В.Шендерович
Встречаю как-то в театре Сатиры добрейшего Михаила Державина, и он вдруг говорит:
— Знаешь, Витя, а я ведь вступил в «Единую Россию».
— Как же это вы, — говорю, — Михал Михалыч, не убереглись?
— Да вот, позвонили, сказали: давай вступай, — ответил Державин. — А я всегда вступаю в партию. Такая судьба. Я и в КПСС вступил. Вызывает меня Плучек и говорит: Миша, надо вступать. Я говорю: почему я? Почему не Шура, не Андрей? Плучек говорит: они евреи, а пришла разнарядка на русского. Я говорю: тогда Папанов. Плучек замахал руками: предлагал, говорит! Папанов сказал: мне в партию нельзя, я напьюсь и потеряю партбилет!
Жалко Державина. Хороший человек, но непьющий.
***
Дело было в конце девяностых. Корреспондент НТВ в Чечне предложил встреченному им полковнику десантных войск воспользоваться своим спутниковым телефоном и позвонить домой, под Благовещенск, маме: у мамы был день рождения. Заодно корреспондент решил этот разговор снять — подпустить лирики в репортаж.
В Чечне была глубокая ночь — под Благовещенском, разумеется, утро. Полковник сидел в вагончике с мобильным телефоном в руке — и пытался объяснить кому-то на том конце страны, что надо позвать маму. Собеседник полковника находился в какой-то конторе, в которой — одной на округу — был телефон.
Собеседник был безнадежно пьян, и хотя мама полковника находилась, по всей видимости, совсем недалеко, коммуникации не получалось. Оператор НТВ продолжал снимать, но для выпуска новостей происходящее в вагончике уже явно не годилось — скорее, для программы «Вы — очевидец».
Фамилия полковника была, допустим, Тютькин. (Это не потому, что я не уважаю полковников. Не уважал высказал настоящую: поверьте, она была еще анекдотичнее.)
— Это полковник Тютькин из Чехии, блядь! — кричал в трубку герой войны («чехами» наши военные называют чеченцев; наверное, в память об интернациональной помощи 1968 года). — Маму позови!
Человек на том конце страны, будучи с утра на рогах после вчерашнего, упорно не понимал, почему и какую маму он должен звать неизвестному полковнику из Чехии.

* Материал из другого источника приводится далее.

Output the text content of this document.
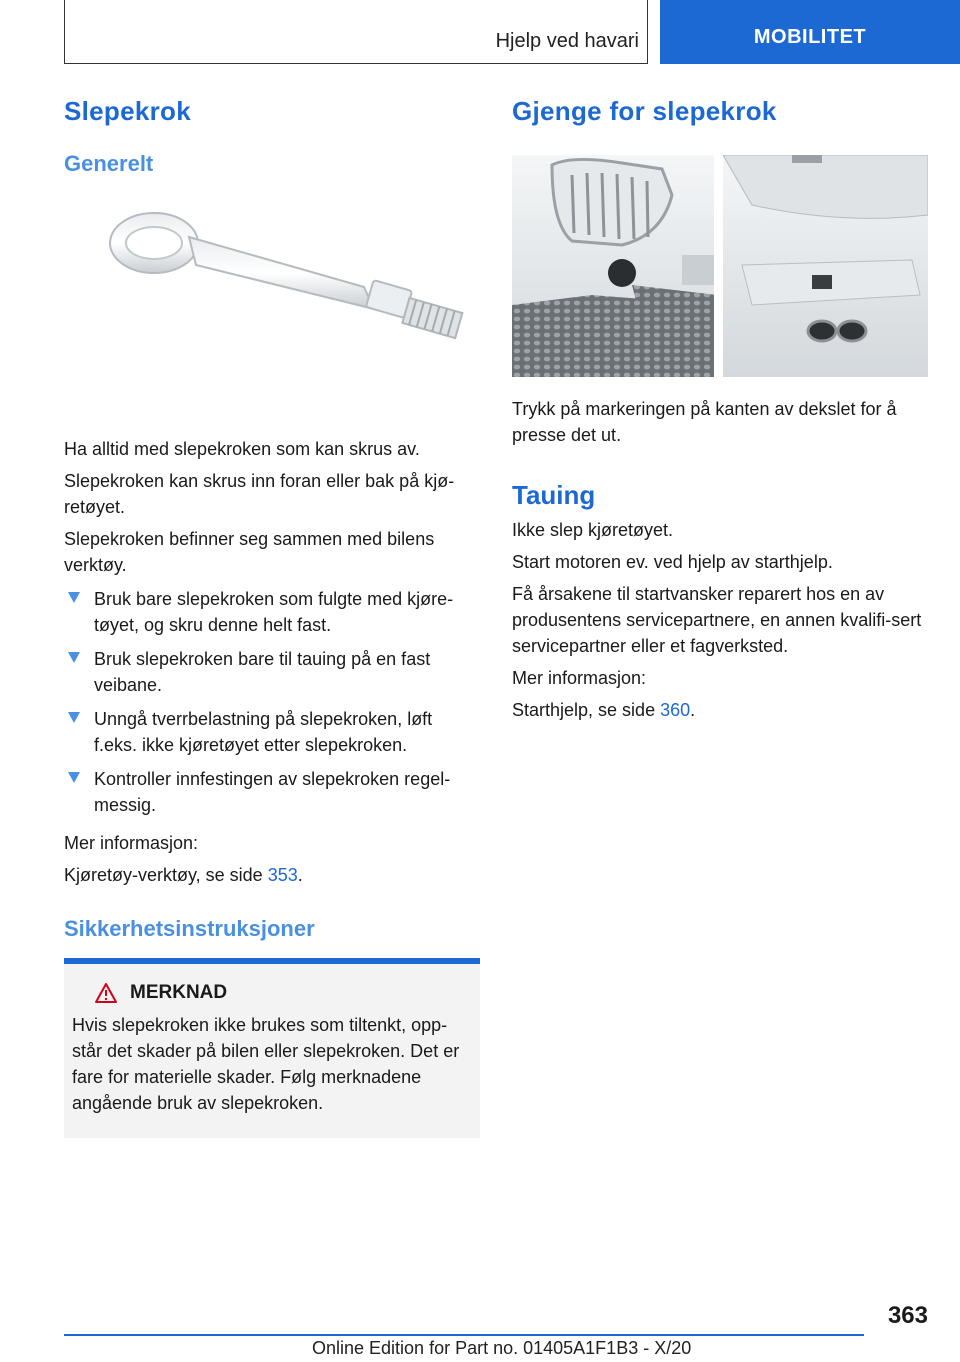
Hjelp ved havari	MOBILITET
Slepekrok
Generelt

Ha alltid med slepekroken som kan skrus av.

Slepekroken kan skrus inn foran eller bak på kjø-retøyet.

Slepekroken befinner seg sammen med bilens verktøy.

Bruk bare slepekroken som fulgte med kjøre-tøyet, og skru denne helt fast.
Bruk slepekroken bare til tauing på en fast veibane.
Unngå tverrbelastning på slepekroken, løft f.eks. ikke kjøretøyet etter slepekroken.
Kontroller innfestingen av slepekroken regel-messig.

Mer informasjon:

Kjøretøy-verktøy, se side 353.

Sikkerhetsinstruksjoner
MERKNAD

Hvis slepekroken ikke brukes som tiltenkt, opp-står det skader på bilen eller slepekroken. Det er fare for materielle skader. Følg merknadene angående bruk av slepekroken.

Gjenge for slepekrok

Trykk på markeringen på kanten av dekslet for å presse det ut.

Tauing

Ikke slep kjøretøyet.

Start motoren ev. ved hjelp av starthjelp.

Få årsakene til startvansker reparert hos en av produsentens servicepartnere, en annen kvalifi-sert servicepartner eller et fagverksted.

Mer informasjon:

Starthjelp, se side 360.

363
Online Edition for Part no. 01405A1F1B3 - X/20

— Передай: звонил полковник Тютькин! — в тоске кричал военный. — Запиши, блядь! Нечем записать — запомни на***… Полковник Тютькин из Чехии! Пол-ков-ник… Да вы там что все пьяные, блядь? Уборочная, а вы пьяные с утра? Приеду, всех вые…
Обрисовав перспективы, ждущие неизвестное село под Благовещенском в связи с его возвращением, полковник Тютькин из Чехии снова стал звать маму. Когда стало ясно, что человек на том конце провода маму не позовет, ничего не запишет и тем более не запомнит, полковник стал искать другого собеседника.
— Витю позови! — кричал он, перемежая имена страшным матом. — Нету, блядь? Петю позови! Колю позови!
И, наконец, в последнем отчаянии:
— Трезвого позови! Кто не пил, позови!
Такого под Благовещенском не нашлось — и, бросив трубку, полковник обхватил голову руками и завыл, упав лицом на столик купе.
***
Х@Й ВАМ
Национальная идея, находившаяся в федеральном розыске со времен Бориса Николаевича, в ноябре 2003-го вдруг объявилась сама. Случилось это в прямом эфире Первого канала, после победного матча Уэльс—Россия. Озвучил идею, неожиданно не только для мира, но, пожалуй, и для самого себя, герой встречи, защитник Евсеев.
Идучи в раздевалку после матча, он обнаружил перед своим разгоряченным лицом несколько телекамер — и громко, по очереди, сказал в каждую их них… (см. заголовок). Я думаю, Евсеев не имел в виду обратиться таким образом к российским болельщикам, а имел в виду как раз Уэльс, да и, чего мелочиться, все семь восьмых земной суши снаружи от Родины.
Сам того не желая, он разом выразил то, чему многие века подряд были посвящены главные усилия нашего народа. Лучшее и худшее, что мы делали на Земле, мы делали ради права сказать эти бессмертные, хотя и недлинные, слова. Потому что просто, как какие-нибудь бельгийцы, жить ежедневной порядочной жизнью по общим скучным законам — ну, не вдохновляет! Эдак живя, некому даже изложить национальную идею (см. заголовок).